Center for Life Sciences, Skolkovo Institute of Science and Technology, Moscow 143026, Russia.
Center for Precision Genome Editing and Genetic Technologies for Biomedicine, Institute of Gene Biology, Russian Academy of Sciences, Moscow 119334, Russia.

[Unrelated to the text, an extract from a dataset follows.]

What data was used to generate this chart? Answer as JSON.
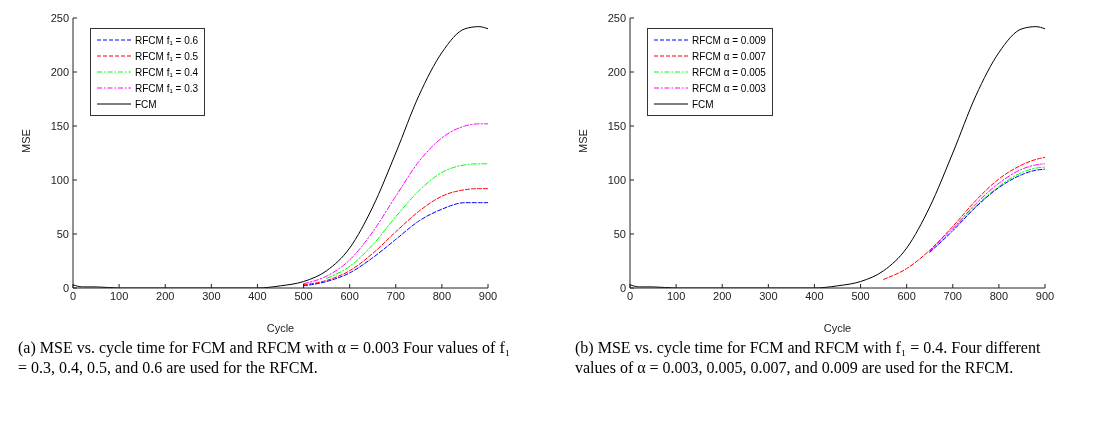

Nucleic Acids Res. 2022 Jan 25;50(2):e11. doi: 10.1093/nar/gkab1065.
The choice of guide RNA (gRNA) for CRISPR-based gene targeting is an essential step in gene editing applications, but the prediction of gRNA specificity remains challenging. Lack of transparency and focus on point estimates of efficiency disregarding the information on possible error sources in the model limit the power of existing Deep Learning-based methods. To overcome these problems, we present a new approach, a hybrid of Capsule Networks and Gaussian Processes. Our method predicts the cleavage efficiency of a gRNA with a corresponding confidence interval, which allows the user to incorporate information regarding possible model errors into the experimental design. We provide the first utilization of uncertainty estimation in computational gRNA design, which is a critical step toward accurate decision-making for future CRISPR applications. The proposed solution demonstrates acceptable confidence intervals for most test sets and shows regression quality similar to existing models. We introduce a set of criteria for gRNA selection based on off-target cleavage efficiency and its variance and present a collection of pre-computed gRNAs for human chromosome 22. Using Neural Network Interpretation methods, we show that our model rediscovers an established biological factor underlying cleavage efficiency, the importance of the seed region in gRNA.
用于基于 CRISPR 的基因靶向的向导 RNA(gRNA)的选择是基因编辑应用中的一个重要步骤,但 gRNA 特异性的预测仍然具有挑战性。缺乏透明度和对效率的点估计的关注,而忽略了模型中可能的误差源的信息,限制了现有基于深度学习的方法的能力。为了克服这些问题,我们提出了一种新的方法,即胶囊网络和高斯过程的混合。我们的方法预测 gRNA 的切割效率及其相应的置信区间,这允许用户将有关可能的模型误差的信息纳入实验设计中。我们首次在计算 gRNA 设计中利用不确定性估计,这是实现未来 CRISPR 应用中准确决策的关键步骤。所提出的解决方案在大多数测试集中表现出可接受的置信区间,并显示出与现有模型相似的回归质量。我们提出了基于脱靶切割效率及其方差的 gRNA 选择标准,并为人类 22 号染色体提供了一组预先计算的 gRNA。使用神经网络解释方法,我们表明我们的模型重新发现了切割效率的一个已建立的生物学因素,即 gRNA 中种子区域的重要性。